Lugol’s iodine, commonly known as Lugol’s solution, is an iodine solution named after the French physician Jean Guillaume Auguste Lugol. It was first made in 1829. Lugol’s solution is widely used as an antiseptic and disinfectant or to treat thyrotoxicosis until surgery can be carried out. It is also used to protect the thyroid gland from radioactive iodine, to treat iodine deficiency and to disinfect drinking water in an emergency.
Lugol’s solution is commonly available in different potencies of (nominal) 1%, 2%, 3%, 5%, 7%, 10% or 15%.
For lugol’s 1%, patients should take 1 drop/kg to a maximum of 40 drops (20 drops twice a day). Start 24 hours before mIBG injection then continue for 1-2 days for I-123 mIBG or 2-3 days for I131 mIBG.
Radioactive iodine may be discharged into the environment in some radiation events, such as nuclear power plant accidents, and enter the body by inhalation or ingestion. This is known as internal contamination. High quantities of radioactive iodine absorbed by the thyroid can raise the risk of thyroid cancer in newborns, children, and youths for many years following exposure.
Iodine Thyroid Blocking (ITB) should only be taken if public health or emergency response professionals, or a healthcare provider, instructs to. ITB has the potential to be damaging to one’s health. ITB is only useful for certain groups of people in specific circumstances.
Iodine Thyroid Blocking (ITB) should not be considered a stand-alone protective action. A comprehensive public protection strategy covering all urgent and early protective actions, as well as other response actions, including evacuation and sheltering, restriction on consuming contaminated food, milk and drinking water, should be developed as per the IAEA’s general safety requirements and its supporting safety guide.
The optimal period of administration of stable iodine is less than 24 hours prior to, and up to two hours after, the expected onset of exposure. It would still be reasonable to administer (ITB) up to eight hours after the estimated onset of exposure. However, starting with ITB later than 24 hours following exposure may yield more harm than benefit since it would prolong the biological half-life of radioactive iodine that has accumulated in the thyroid.
A single administration of stable iodine is usually sufficient. However, in the case of prolonged (beyond 24 hours) or repeated exposure, unavoidable ingestion of contaminated food and drinking water, and where evacuation is not feasible, repeated administration of stable may be necessary. Neonates, pregnant and breastfeeding women and older adults (over 60 years), should not receive repeated ITB.

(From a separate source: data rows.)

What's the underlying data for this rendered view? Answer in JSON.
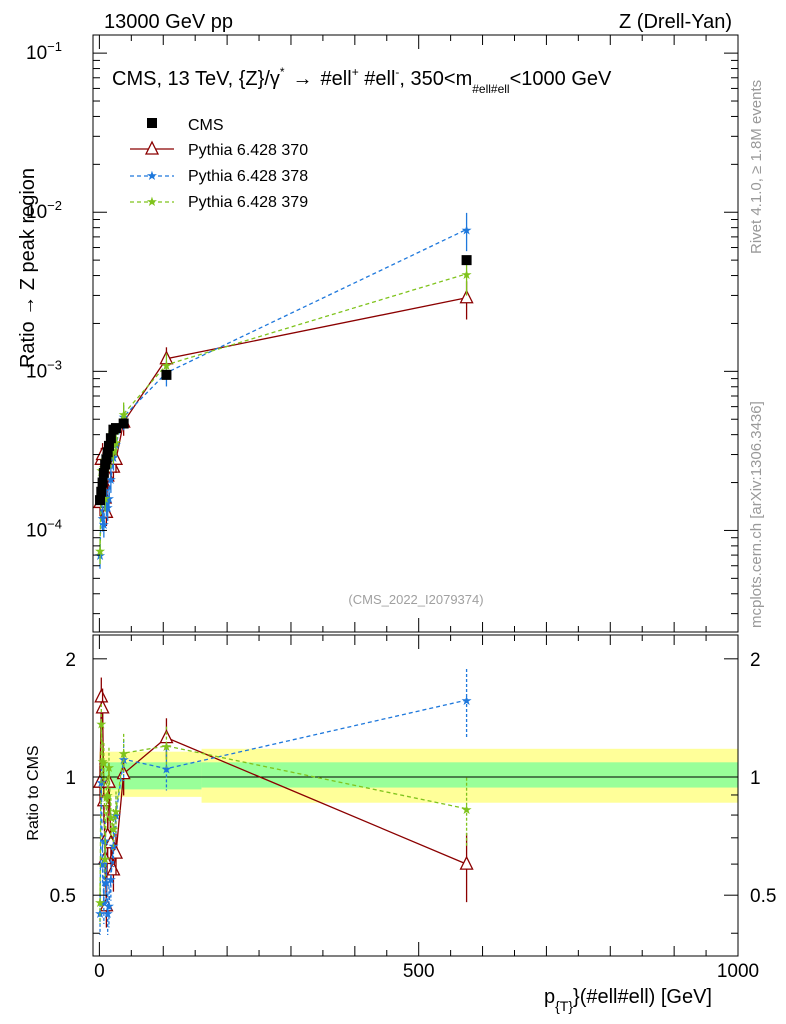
{
  "header": {
    "left": "13000 GeV pp",
    "right": "Z (Drell-Yan)"
  },
  "side": {
    "rivet": "Rivet 4.1.0, ≥ 1.8M events",
    "mcplots": "mcplots.cern.ch [arXiv:1306.3436]"
  },
  "colors": {
    "cms": "#000000",
    "py370": "#8b0000",
    "py378": "#1e78dc",
    "py379": "#7fc31c",
    "band_inner": "#99ff99",
    "band_outer": "#ffff99"
  },
  "chart_data": [
    {
      "type": "line",
      "panel": "main",
      "title": "CMS, 13 TeV, {Z}/γ* → #ell⁺ #ell⁻, 350<m_{#ell#ell}<1000 GeV",
      "title_parts": {
        "prefix": "CMS, 13 TeV, {Z}/γ",
        "star": "*",
        "arrow": "→",
        "mid": "#ell",
        "sup1": "+",
        "mid2": " #ell",
        "sup2": "-",
        "rest": ", 350<m",
        "sub": "#ell#ell",
        "tail": "<1000 GeV"
      },
      "ylabel": "Ratio → Z peak region",
      "yscale": "log",
      "ylim": [
        2.3e-05,
        0.13
      ],
      "xlim": [
        -10,
        1000
      ],
      "y_ticks": [
        {
          "value": 0.1,
          "base": "10",
          "exp": "−1"
        },
        {
          "value": 0.01,
          "base": "10",
          "exp": "−2"
        },
        {
          "value": 0.001,
          "base": "10",
          "exp": "−3"
        },
        {
          "value": 0.0001,
          "base": "10",
          "exp": "−4"
        }
      ],
      "watermark": "(CMS_2022_I2079374)",
      "legend_position": "top-left",
      "x": [
        1,
        3,
        5,
        7,
        9,
        11,
        13,
        15,
        18,
        22,
        26,
        38,
        105,
        575
      ],
      "series": [
        {
          "name": "CMS",
          "key": "cms",
          "style": "square",
          "values": [
            0.000155,
            0.000175,
            0.0002,
            0.00023,
            0.00026,
            0.00028,
            0.00031,
            0.00034,
            0.00038,
            0.00043,
            0.00044,
            0.00047,
            0.00095,
            0.005
          ]
        },
        {
          "name": "Pythia 6.428 370",
          "key": "py370",
          "style": "triangle",
          "values": [
            0.00015,
            0.00028,
            0.0003,
            0.0002,
            0.00016,
            0.00013,
            0.00022,
            0.00033,
            0.00026,
            0.00025,
            0.00028,
            0.00048,
            0.0012,
            0.0029
          ]
        },
        {
          "name": "Pythia 6.428 378",
          "key": "py378",
          "style": "star-dashed",
          "values": [
            7e-05,
            0.00017,
            0.00012,
            0.00011,
            0.00018,
            0.00015,
            0.00014,
            0.00016,
            0.00021,
            0.00029,
            0.00035,
            0.00052,
            0.00098,
            0.0078
          ]
        },
        {
          "name": "Pythia 6.428 379",
          "key": "py379",
          "style": "star-dashed",
          "values": [
            7.5e-05,
            0.00024,
            0.00022,
            0.00025,
            0.00016,
            0.00025,
            0.00028,
            0.00036,
            0.0003,
            0.00032,
            0.00036,
            0.00054,
            0.0011,
            0.0041
          ]
        }
      ]
    },
    {
      "type": "line",
      "panel": "ratio",
      "ylabel": "Ratio to CMS",
      "xlabel": "p_{T}(#ell#ell) [GeV]",
      "xlabel_parts": {
        "p": "p",
        "sub": "{T}",
        "rest": "}(#ell#ell) [GeV]"
      },
      "ylim": [
        0.35,
        2.3
      ],
      "xlim": [
        -10,
        1000
      ],
      "y_ticks": [
        "0.5",
        "1",
        "2"
      ],
      "x_ticks": [
        "0",
        "500",
        "1000"
      ],
      "band_edges": [
        0,
        160,
        1000
      ],
      "band_inner": [
        [
          0.93,
          1.09
        ],
        [
          0.94,
          1.09
        ]
      ],
      "band_outer": [
        [
          0.89,
          1.16
        ],
        [
          0.86,
          1.18
        ]
      ],
      "x": [
        1,
        3,
        5,
        7,
        9,
        11,
        13,
        15,
        18,
        22,
        26,
        38,
        105,
        575
      ],
      "series": [
        {
          "name": "Pythia 6.428 370",
          "key": "py370",
          "values": [
            0.97,
            1.6,
            1.5,
            0.87,
            0.62,
            0.47,
            0.71,
            0.97,
            0.68,
            0.58,
            0.64,
            1.02,
            1.26,
            0.6
          ]
        },
        {
          "name": "Pythia 6.428 378",
          "key": "py378",
          "values": [
            0.45,
            0.97,
            0.6,
            0.48,
            0.69,
            0.54,
            0.45,
            0.47,
            0.55,
            0.67,
            0.8,
            1.11,
            1.05,
            1.57
          ]
        },
        {
          "name": "Pythia 6.428 379",
          "key": "py379",
          "values": [
            0.48,
            1.37,
            1.1,
            1.09,
            0.62,
            0.89,
            0.9,
            1.06,
            0.79,
            0.74,
            0.82,
            1.15,
            1.2,
            0.83
          ]
        }
      ]
    }
  ]
}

Iodine thyroid blocking (ITB) can be hazardous to one’s health and may induce allergic responses. When ITB is not taken exactly as advised by a physician or public health expert, the risk of harm increases.
Harmful health effects may include:
Gastro-intestinal (stomach) upset, rashes, and inflammation of the salivary glands.
The development of hypothyroidism in infants less than one month old who receive more than one dose of ITB.
Severe illness or death in people who take more ITB than recommended (lethal adult dose of free iodine is 2 to 4 g).